Épandant comme un goût d’Ylang-Ylang fugace,

Il ostente ses clairs bijoux et l’éclatant

Plastron immaculé qui l’illustre d’autant

Assis qu’il est, ce soir, au frais sur la terrasse.

Le gaz joue en reflets alternés sur sa face

De cire blanche, efféminée, où, nonobstant,

L’ébène impollué des moustaches se trace,

Et lui confère on ne sait quoi d’inquiétant.

Il dévisage un gros monsieur qui se pavane

Alors qu’à son collet, molle et tiède, se fane

Une fleur qu’il eût mieux valu ne pas cueillir.

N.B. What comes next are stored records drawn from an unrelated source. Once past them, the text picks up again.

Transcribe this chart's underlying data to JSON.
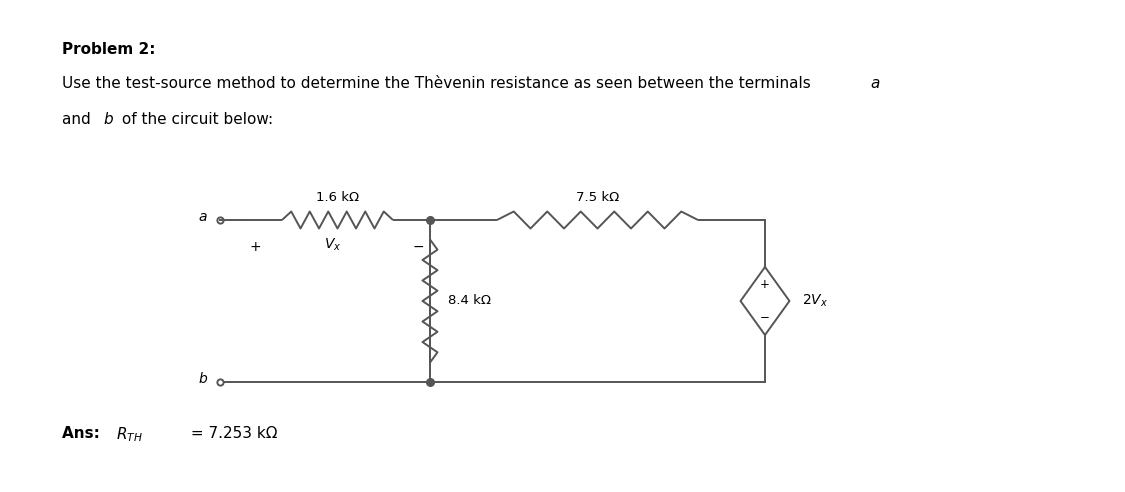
{
  "title_bold": "Problem 2:",
  "desc1a": "Use the test-source method to determine the Thèvenin resistance as seen between the terminals ",
  "desc1b": "a",
  "desc2a": "and ",
  "desc2b": "b",
  "desc2c": " of the circuit below:",
  "ans_bold": "Ans: ",
  "ans_value": " = 7.253 kΩ",
  "resistor1_label": "1.6 kΩ",
  "resistor2_label": "7.5 kΩ",
  "resistor3_label": "8.4 kΩ",
  "terminal_a": "a",
  "terminal_b": "b",
  "line_color": "#555555",
  "text_color": "#000000",
  "background_color": "#ffffff",
  "fig_width": 11.25,
  "fig_height": 4.92,
  "dpi": 100
}
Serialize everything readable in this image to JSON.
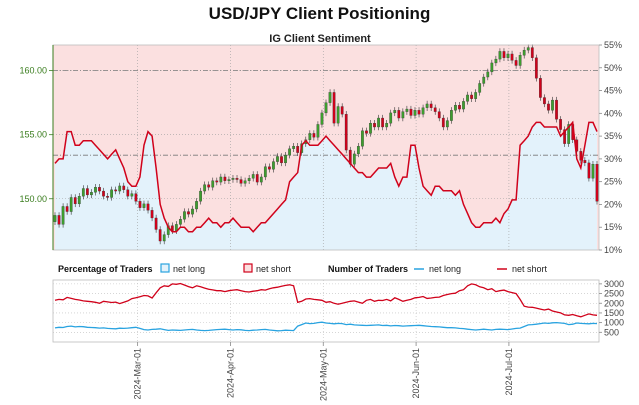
{
  "chart_data": {
    "type": "line",
    "title": "USD/JPY Client Positioning",
    "subtitle": "IG Client Sentiment",
    "x_ticks": [
      "2024-Mar-01",
      "2024-Apr-01",
      "2024-May-01",
      "2024-Jun-01",
      "2024-Jul-01"
    ],
    "price_axis": {
      "ticks": [
        "150.00",
        "155.00",
        "160.00"
      ],
      "range": [
        146,
        162
      ]
    },
    "sentiment_axis": {
      "ticks": [
        "10%",
        "15%",
        "20%",
        "25%",
        "30%",
        "35%",
        "40%",
        "45%",
        "50%",
        "55%"
      ],
      "range": [
        10,
        55
      ]
    },
    "count_axis": {
      "ticks": [
        "500",
        "1000",
        "1500",
        "2000",
        "2500",
        "3000"
      ],
      "range": [
        0,
        3200
      ]
    },
    "legend": {
      "percentage_label": "Percentage of Traders",
      "number_label": "Number of Traders",
      "net_long": "net long",
      "net_short": "net short"
    },
    "colors": {
      "net_long": "#29a3e0",
      "net_short": "#d0021b",
      "long_fill": "#e3f2fb",
      "short_fill": "#fbe0e0",
      "candle_up": "#3d9e2e",
      "candle_down": "#d0021b",
      "price_axis": "#3a7d1e"
    },
    "net_short_pct": [
      29,
      30,
      30,
      36,
      36,
      33,
      33,
      34,
      34,
      34,
      33,
      32,
      31,
      30,
      31,
      32,
      30,
      28,
      25,
      24,
      24,
      26,
      33,
      36,
      35,
      28,
      20,
      17,
      15,
      14,
      14,
      15,
      15,
      14,
      14,
      15,
      15,
      16,
      17,
      16,
      16,
      15,
      16,
      16,
      17,
      16,
      15,
      15,
      15,
      14,
      15,
      16,
      16,
      17,
      18,
      19,
      20,
      21,
      25,
      26,
      27,
      33,
      34,
      33,
      33,
      33,
      34,
      35,
      34,
      33,
      32,
      31,
      30,
      29,
      28,
      27,
      27,
      26,
      26,
      27,
      28,
      28,
      28,
      29,
      26,
      24,
      26,
      26,
      33,
      33,
      28,
      24,
      23,
      22,
      24,
      24,
      23,
      23,
      23,
      22,
      23,
      20,
      18,
      16,
      15,
      15,
      16,
      16,
      16,
      17,
      16,
      18,
      19,
      21,
      21,
      33,
      34,
      35,
      37,
      38,
      38,
      37,
      37,
      37,
      37,
      35,
      36,
      37,
      38,
      30,
      28,
      33,
      38,
      38,
      36
    ],
    "net_short_count": [
      2150,
      2200,
      2180,
      2300,
      2250,
      2200,
      2170,
      2120,
      2100,
      2080,
      2050,
      2000,
      2100,
      2070,
      2040,
      2060,
      1980,
      2050,
      2120,
      2240,
      2280,
      2340,
      2400,
      2380,
      2270,
      2540,
      2800,
      2900,
      2870,
      3000,
      2980,
      3020,
      2940,
      2860,
      2800,
      2900,
      2850,
      2780,
      2720,
      2690,
      2650,
      2650,
      2600,
      2650,
      2680,
      2700,
      2650,
      2600,
      2580,
      2620,
      2650,
      2700,
      2680,
      2750,
      2800,
      2830,
      2880,
      2920,
      2950,
      2900,
      2050,
      2100,
      2220,
      2240,
      2200,
      2180,
      2150,
      2050,
      2080,
      2000,
      1950,
      2000,
      2050,
      2100,
      2120,
      2060,
      2000,
      2150,
      2200,
      2100,
      2150,
      2140,
      2200,
      2120,
      2280,
      2200,
      2100,
      2150,
      2200,
      2280,
      2300,
      2350,
      2250,
      2270,
      2300,
      2320,
      2400,
      2450,
      2500,
      2520,
      2650,
      2700,
      2900,
      3000,
      2950,
      2850,
      2800,
      2700,
      2750,
      2600,
      2650,
      2680,
      2600,
      2550,
      2500,
      2200,
      1850,
      1800,
      1790,
      1750,
      1700,
      1650,
      1700,
      1600,
      1550,
      1500,
      1400,
      1380,
      1420,
      1350,
      1300,
      1380,
      1450,
      1400,
      1380
    ],
    "net_long_count": [
      730,
      760,
      750,
      800,
      820,
      780,
      800,
      790,
      760,
      750,
      740,
      720,
      730,
      700,
      690,
      680,
      710,
      700,
      720,
      740,
      760,
      700,
      640,
      620,
      650,
      660,
      680,
      640,
      600,
      620,
      610,
      600,
      620,
      640,
      650,
      620,
      600,
      590,
      600,
      620,
      640,
      650,
      660,
      640,
      620,
      640,
      630,
      600,
      590,
      610,
      620,
      640,
      650,
      620,
      600,
      580,
      590,
      610,
      600,
      590,
      820,
      900,
      980,
      950,
      960,
      1000,
      1020,
      980,
      960,
      940,
      960,
      950,
      900,
      920,
      880,
      870,
      860,
      850,
      860,
      870,
      880,
      850,
      860,
      830,
      850,
      840,
      820,
      830,
      840,
      850,
      860,
      840,
      820,
      800,
      790,
      780,
      760,
      740,
      740,
      730,
      700,
      690,
      660,
      640,
      620,
      640,
      660,
      640,
      620,
      650,
      660,
      650,
      640,
      670,
      700,
      720,
      800,
      880,
      900,
      920,
      950,
      980,
      960,
      990,
      1000,
      980,
      960,
      900,
      920,
      980,
      960,
      950,
      940,
      960,
      950
    ],
    "candles": [
      [
        148.2,
        148.7
      ],
      [
        148.7,
        148.0
      ],
      [
        148.0,
        149.4
      ],
      [
        149.4,
        149.0
      ],
      [
        149.0,
        150.1
      ],
      [
        150.1,
        149.6
      ],
      [
        149.6,
        150.2
      ],
      [
        150.2,
        150.8
      ],
      [
        150.8,
        150.3
      ],
      [
        150.3,
        150.5
      ],
      [
        150.5,
        150.9
      ],
      [
        150.9,
        150.6
      ],
      [
        150.6,
        150.2
      ],
      [
        150.2,
        150.1
      ],
      [
        150.1,
        150.7
      ],
      [
        150.7,
        150.6
      ],
      [
        150.6,
        151.0
      ],
      [
        151.0,
        150.7
      ],
      [
        150.7,
        150.2
      ],
      [
        150.2,
        150.4
      ],
      [
        150.4,
        149.8
      ],
      [
        149.8,
        149.3
      ],
      [
        149.3,
        149.6
      ],
      [
        149.6,
        149.1
      ],
      [
        149.1,
        148.5
      ],
      [
        148.5,
        147.6
      ],
      [
        147.6,
        146.7
      ],
      [
        146.7,
        147.2
      ],
      [
        147.2,
        147.9
      ],
      [
        147.9,
        147.5
      ],
      [
        147.5,
        148.0
      ],
      [
        148.0,
        148.4
      ],
      [
        148.4,
        149.0
      ],
      [
        149.0,
        148.8
      ],
      [
        148.8,
        149.2
      ],
      [
        149.2,
        149.8
      ],
      [
        149.8,
        150.6
      ],
      [
        150.6,
        151.1
      ],
      [
        151.1,
        150.9
      ],
      [
        150.9,
        151.4
      ],
      [
        151.4,
        151.3
      ],
      [
        151.3,
        151.7
      ],
      [
        151.7,
        151.4
      ],
      [
        151.4,
        151.5
      ],
      [
        151.5,
        151.6
      ],
      [
        151.6,
        151.5
      ],
      [
        151.5,
        151.2
      ],
      [
        151.2,
        151.4
      ],
      [
        151.4,
        151.6
      ],
      [
        151.6,
        151.9
      ],
      [
        151.9,
        151.3
      ],
      [
        151.3,
        151.7
      ],
      [
        151.7,
        152.5
      ],
      [
        152.5,
        152.3
      ],
      [
        152.3,
        152.9
      ],
      [
        152.9,
        153.3
      ],
      [
        153.3,
        152.8
      ],
      [
        152.8,
        153.4
      ],
      [
        153.4,
        153.9
      ],
      [
        153.9,
        154.1
      ],
      [
        154.1,
        153.6
      ],
      [
        153.6,
        154.3
      ],
      [
        154.3,
        154.6
      ],
      [
        154.6,
        155.1
      ],
      [
        155.1,
        154.8
      ],
      [
        154.8,
        155.8
      ],
      [
        155.8,
        156.7
      ],
      [
        156.7,
        157.5
      ],
      [
        157.5,
        158.3
      ],
      [
        158.3,
        155.9
      ],
      [
        155.9,
        157.2
      ],
      [
        157.2,
        156.6
      ],
      [
        156.6,
        153.8
      ],
      [
        153.8,
        152.7
      ],
      [
        152.7,
        153.5
      ],
      [
        153.5,
        154.1
      ],
      [
        154.1,
        155.3
      ],
      [
        155.3,
        155.1
      ],
      [
        155.1,
        155.9
      ],
      [
        155.9,
        155.6
      ],
      [
        155.6,
        156.3
      ],
      [
        156.3,
        155.6
      ],
      [
        155.6,
        155.9
      ],
      [
        155.9,
        156.7
      ],
      [
        156.7,
        156.9
      ],
      [
        156.9,
        156.3
      ],
      [
        156.3,
        156.8
      ],
      [
        156.8,
        157.0
      ],
      [
        157.0,
        156.5
      ],
      [
        156.5,
        156.9
      ],
      [
        156.9,
        156.6
      ],
      [
        156.6,
        157.1
      ],
      [
        157.1,
        157.4
      ],
      [
        157.4,
        157.1
      ],
      [
        157.1,
        156.8
      ],
      [
        156.8,
        156.3
      ],
      [
        156.3,
        155.6
      ],
      [
        155.6,
        156.1
      ],
      [
        156.1,
        156.9
      ],
      [
        156.9,
        157.3
      ],
      [
        157.3,
        157.0
      ],
      [
        157.0,
        157.6
      ],
      [
        157.6,
        158.1
      ],
      [
        158.1,
        157.8
      ],
      [
        157.8,
        158.3
      ],
      [
        158.3,
        159.0
      ],
      [
        159.0,
        159.5
      ],
      [
        159.5,
        159.9
      ],
      [
        159.9,
        160.6
      ],
      [
        160.6,
        160.9
      ],
      [
        160.9,
        161.5
      ],
      [
        161.5,
        161.0
      ],
      [
        161.0,
        161.3
      ],
      [
        161.3,
        160.8
      ],
      [
        160.8,
        160.4
      ],
      [
        160.4,
        161.2
      ],
      [
        161.2,
        161.6
      ],
      [
        161.6,
        161.8
      ],
      [
        161.8,
        161.0
      ],
      [
        161.0,
        159.4
      ],
      [
        159.4,
        157.9
      ],
      [
        157.9,
        157.4
      ],
      [
        157.4,
        156.9
      ],
      [
        156.9,
        157.7
      ],
      [
        157.7,
        156.2
      ],
      [
        156.2,
        155.4
      ],
      [
        155.4,
        154.3
      ],
      [
        154.3,
        155.8
      ],
      [
        155.8,
        154.6
      ],
      [
        154.6,
        153.7
      ],
      [
        153.7,
        153.0
      ],
      [
        153.0,
        152.8
      ],
      [
        152.8,
        151.6
      ],
      [
        151.6,
        152.7
      ],
      [
        152.7,
        149.8
      ]
    ],
    "reference_levels": [
      160.0,
      153.4
    ]
  }
}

Et, tout en éructant le ciel bleu d’un havane,

Il se délecte à voir, en secret, tressaillir

Le gros monsieur qui se pavane avec sa canne.

Crapoussin est en tous points semblable à un astre dichotome, une face claire l’autre obscurcie. Catholique monarchiste impétueux dans L’Écho des Vallées, il est aussi des groupuscules artistiques les plus pâteux et gagaïstes de son temps : Vilains Bonhommes, Zutistes, Hydropathes, Hirsutes, Frédé et son âne Lolo

Est-ce une coïncidence ? En 1890, l’année du brevet Jacques Rouchouse pour son pistolet à répétition, on retrouve la trace du maître admirabonde, dans les échos à la poudre enfumante du Mercure de France : « En librairie prochainement Sur le Lotus de Mitrophane Crapoussin, recueil de poésies dont notre collaborateur Laurent Tailhade fut naguère autorisé à extraire la ballade qu’il nous a donnée. » La ballade en question, c’est l’art crapoussinesque dans son registre le plus breughélien :

Croûtelevés et marmiteux

De Nevers, de Chartre ou de Tulle,

Spatalocinèdes piteux

Couverts de gale et de pustule,

Ce bourgeois qui récapitule,

– Étant ladre mais folichon –

Le quantum de votre sportule,

C’est de la viande de cochon.

Certains prétendent que Crapoussin est un mythe, qu’il n’a jamais existé, qu’en vérité c’était Laurent Tailhade. Il est vrai qu’ils se ressemblent comme des frères jumeaux et qu’on peut les confondre : pareillement experts en décadisme et contorsion linguale, tous deux duellistes redoutables semant à l’occasion leurs membres sur le pré… Mais Jean Lorrain et Long Playing de Brinn’gaubast affirment avoir rencontré le maître admirabonde en personne, alors ?

En 1914, à soixante berges, borgne et manchot, Mitrophane Crapoussin se portera volontaire pour partir au front. Il déclarera crânement aux journalistes éberlués qu’être anar n’empêche pas d’être patriote.